Si tengo miedo, no estoy pensando con la Mente de
Dios. Reflexión desde la Lección 48.
La afirmación
puede resultar fuerte al leerla por primera vez. Puede parecer una acusación. Puede
incluso sonar a reproche espiritual. Pero en realidad, el Curso no la presenta
como juicio, sino como diagnóstico amable.
El Curso no
niega que experimentemos miedo. Sería absurdo hacerlo. Lo que afirma es que el
miedo no pertenece a nuestra naturaleza real.
Si Dios es
Amor, y si somos extensión de ese Amor, entonces el miedo no puede proceder de
esa Mente. Por tanto, el miedo no es esencia, no es identidad, no es verdad
última, es un pensamiento aprendido. Y lo que se aprende, puede desaprenderse.
Desde la
perspectiva de UCDM, existen dos sistemas de pensamiento:
- El sistema del ego: basado en la separación, sostenido por el miedo, orientado a la defensa, centrado en la culpa y el juicio.
- La Mente de Dios (o Mente Recta): basada en la unidad, sostenida por el Amor, libre de amenaza y fundada en la inocencia.
El miedo
aparece cuando la mente se alinea con el primer sistema. No porque “haya
peligro real”, sino porque la mente está interpretando desde la separación.
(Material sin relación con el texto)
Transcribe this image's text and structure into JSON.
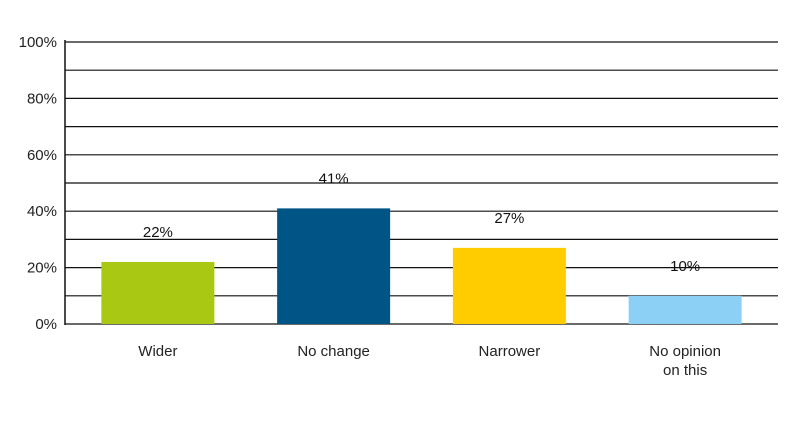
{
  "chart_data": {
    "type": "bar",
    "categories": [
      "Wider",
      "No change",
      "Narrower",
      "No opinion on this"
    ],
    "category_lines": [
      [
        "Wider"
      ],
      [
        "No change"
      ],
      [
        "Narrower"
      ],
      [
        "No opinion",
        "on this"
      ]
    ],
    "values": [
      22,
      41,
      27,
      10
    ],
    "data_labels": [
      "22%",
      "41%",
      "27%",
      "10%"
    ],
    "colors": [
      "#a8c813",
      "#005587",
      "#ffcc00",
      "#8dd0f5"
    ],
    "ylim": [
      0,
      100
    ],
    "y_ticks": [
      0,
      20,
      40,
      60,
      80,
      100
    ],
    "y_tick_labels": [
      "0%",
      "20%",
      "40%",
      "60%",
      "80%",
      "100%"
    ],
    "gridline_step": 10,
    "grid": true,
    "title": "",
    "xlabel": "",
    "ylabel": ""
  }
}
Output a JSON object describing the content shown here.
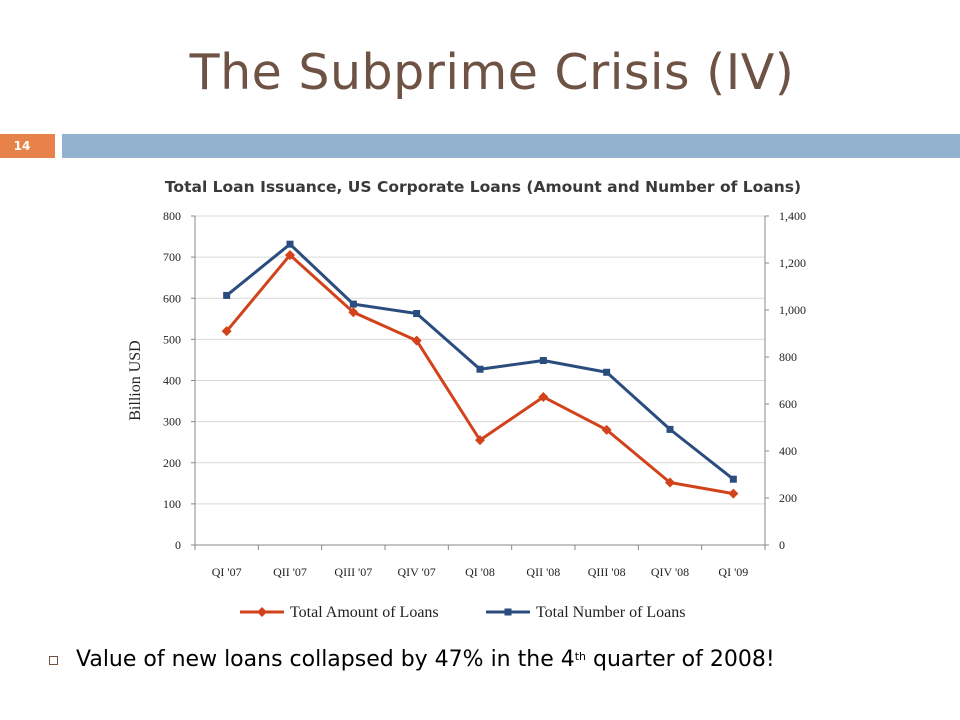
{
  "slide": {
    "title": "The Subprime Crisis (IV)",
    "page_number": "14",
    "bullet": {
      "text_before": "Value of new loans collapsed by 47% in the 4",
      "superscript": "th",
      "text_after": " quarter of 2008!"
    }
  },
  "colors": {
    "title": "#6e5244",
    "accent_orange": "#e6824a",
    "header_bar": "#93b2cf",
    "series_amount": "#d2421b",
    "series_number": "#2a4d7e"
  },
  "chart_data": {
    "type": "line",
    "title": "Total Loan Issuance, US Corporate Loans (Amount and Number of Loans)",
    "ylabel": "Billion USD",
    "ylabel_right": "",
    "categories": [
      "QI '07",
      "QII '07",
      "QIII '07",
      "QIV '07",
      "QI '08",
      "QII '08",
      "QIII '08",
      "QIV '08",
      "QI '09"
    ],
    "ylim": [
      0,
      800
    ],
    "yticks": [
      "0",
      "100",
      "200",
      "300",
      "400",
      "500",
      "600",
      "700",
      "800"
    ],
    "ylim_right": [
      0,
      1400
    ],
    "yticks_right": [
      "0",
      "200",
      "400",
      "600",
      "800",
      "1,000",
      "1,200",
      "1,400"
    ],
    "grid": true,
    "legend_position": "bottom",
    "series": [
      {
        "name": "Total Amount of Loans",
        "axis": "left",
        "marker": "diamond",
        "color": "#d2421b",
        "values": [
          520,
          705,
          566,
          497,
          255,
          360,
          280,
          152,
          125
        ]
      },
      {
        "name": "Total Number of Loans",
        "axis": "right",
        "marker": "square",
        "color": "#2a4d7e",
        "values": [
          1062,
          1280,
          1025,
          985,
          748,
          785,
          735,
          492,
          280
        ]
      }
    ]
  }
}
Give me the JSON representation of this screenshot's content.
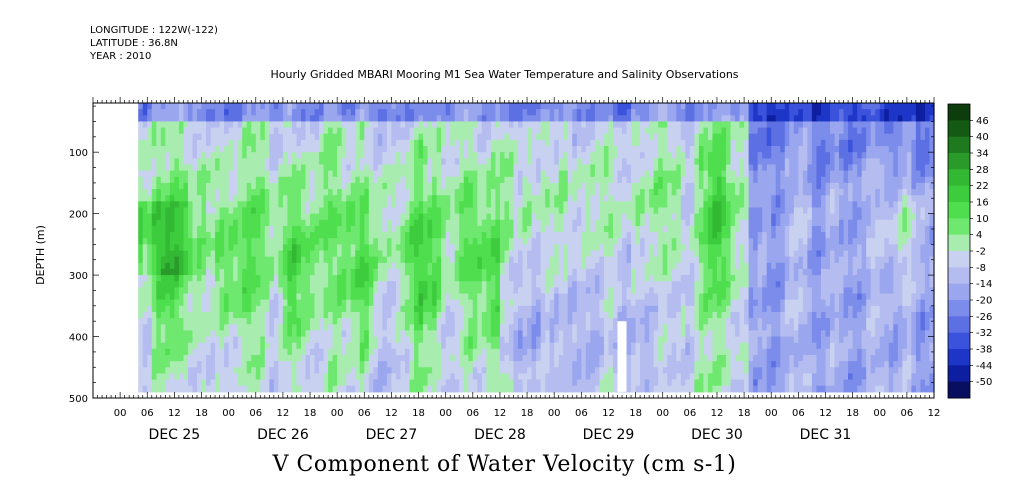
{
  "header": {
    "longitude": "LONGITUDE : 122W(-122)",
    "latitude": "LATITUDE : 36.8N",
    "year": "YEAR : 2010",
    "title": "Hourly Gridded MBARI Mooring M1 Sea Water Temperature and Salinity Observations"
  },
  "footer": {
    "variable_title": "V Component of Water Velocity (cm s-1)"
  },
  "chart_data": {
    "type": "heatmap",
    "title": "Hourly Gridded MBARI Mooring M1 Sea Water Temperature and Salinity Observations",
    "xlabel": "",
    "ylabel": "DEPTH (m)",
    "units": "cm s-1",
    "y_axis": {
      "range": [
        500,
        20
      ],
      "inverted": true,
      "ticks": [
        100,
        200,
        300,
        400,
        500
      ]
    },
    "x_axis": {
      "start_hour": "DEC 24 18",
      "end_hour": "Jan 01 12",
      "hour_labels": [
        "00",
        "06",
        "12",
        "18"
      ],
      "days": [
        "DEC 25",
        "DEC 26",
        "DEC 27",
        "DEC 28",
        "DEC 29",
        "DEC 30",
        "DEC 31"
      ]
    },
    "colorbar": {
      "levels": [
        46,
        40,
        34,
        28,
        22,
        16,
        10,
        4,
        -2,
        -8,
        -14,
        -20,
        -26,
        -32,
        -38,
        -44,
        -50
      ],
      "colors": [
        "#0d3d0d",
        "#145a14",
        "#1f7a1f",
        "#2a9a2a",
        "#33b833",
        "#3dcc3d",
        "#4ede4e",
        "#6ee86e",
        "#a8ecb0",
        "#c8d2f0",
        "#b4bcf0",
        "#9aa6ee",
        "#7c8cea",
        "#5c70e4",
        "#3a52dc",
        "#1e36c8",
        "#0e1ea0",
        "#080e60"
      ]
    },
    "white_gap": {
      "day": "DEC 29",
      "hour_start": 14,
      "hour_end": 16,
      "depth_start": 375,
      "depth_end": 490
    },
    "data_depth_range": [
      20,
      490
    ],
    "data_time_start": "DEC 25 04"
  }
}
¿Significa esto que el miedo es falso? Aquí hay
un matiz importante. El miedo se siente real. No se trata de negarlo ni
reprimirlo.
El Curso no
dice: “No deberías sentir miedo”. Dice: “El miedo no procede de la verdad de lo
que eres”.
Eso cambia
completamente el enfoque. El miedo deja de ser algo que define mi identidad y
se convierte en una señal de que estoy pensando desde un lugar equivocado.
En la Lección
48, el Curso nos invita a observar el miedo como un indicador.
Si tengo miedo,
estoy anticipando pérdida, estoy defendiendo una imagen, estoy creyendo en
vulnerabilidad y estoy identificándome con el cuerpo.
Es decir,
estoy creyendo que soy algo que puede ser dañado.
Desde la Mente
de Dios, nada real puede ser amenazado. Por eso el miedo es incompatible con
esa Mente.
El propósito de esta lección no es eliminar el miedo
por fuerza de voluntad.
Es reconocer que el miedo no es inevitable. Es una elección inconsciente.
Y si es una
elección, puede revisarse.
El Curso no
nos pide que nos sintamos valientes. Nos pide que estemos dispuestos a
cuestionar la interpretación que genera miedo.
Aplicación práctica:
Cuando aparece
el miedo, en lugar de reaccionar automáticamente, podemos preguntarnos:
- ¿Qué estoy creyendo que
puedo perder?
- ¿Qué identidad estoy
intentando proteger?
- ¿Desde qué sistema estoy
interpretando esto?
No para
castigarnos, sino para recordar: “Este pensamiento no proviene de la Mente de
Dios. Y si no proviene de ahí, no es lo que soy”. Ese simple reconocimiento
abre un espacio.
La Lección 48
no niega que aún experimentemos miedo. Reconoce que estamos entrenando la
mente.
El miedo puede
seguir apareciendo, pero ya no tiene el mismo estatus. Ya no es “mi
naturaleza”. Es una interpretación que puede ser corregida. Y esa corrección no
es esfuerzo. Es disposición.
“Si tengo
miedo, no estoy pensando con la Mente de Dios” no es una condena. Es un
recordatorio suave: El miedo no es tu hogar. No es tu origen. No es tu verdad. Es
simplemente el eco de una idea equivocada.
Y cada vez que lo reconoces como tal, aunque solo sea por un instante, la mente comienza a recordar otra manera de pensar. Una manera en la que el Amor no necesita defensa.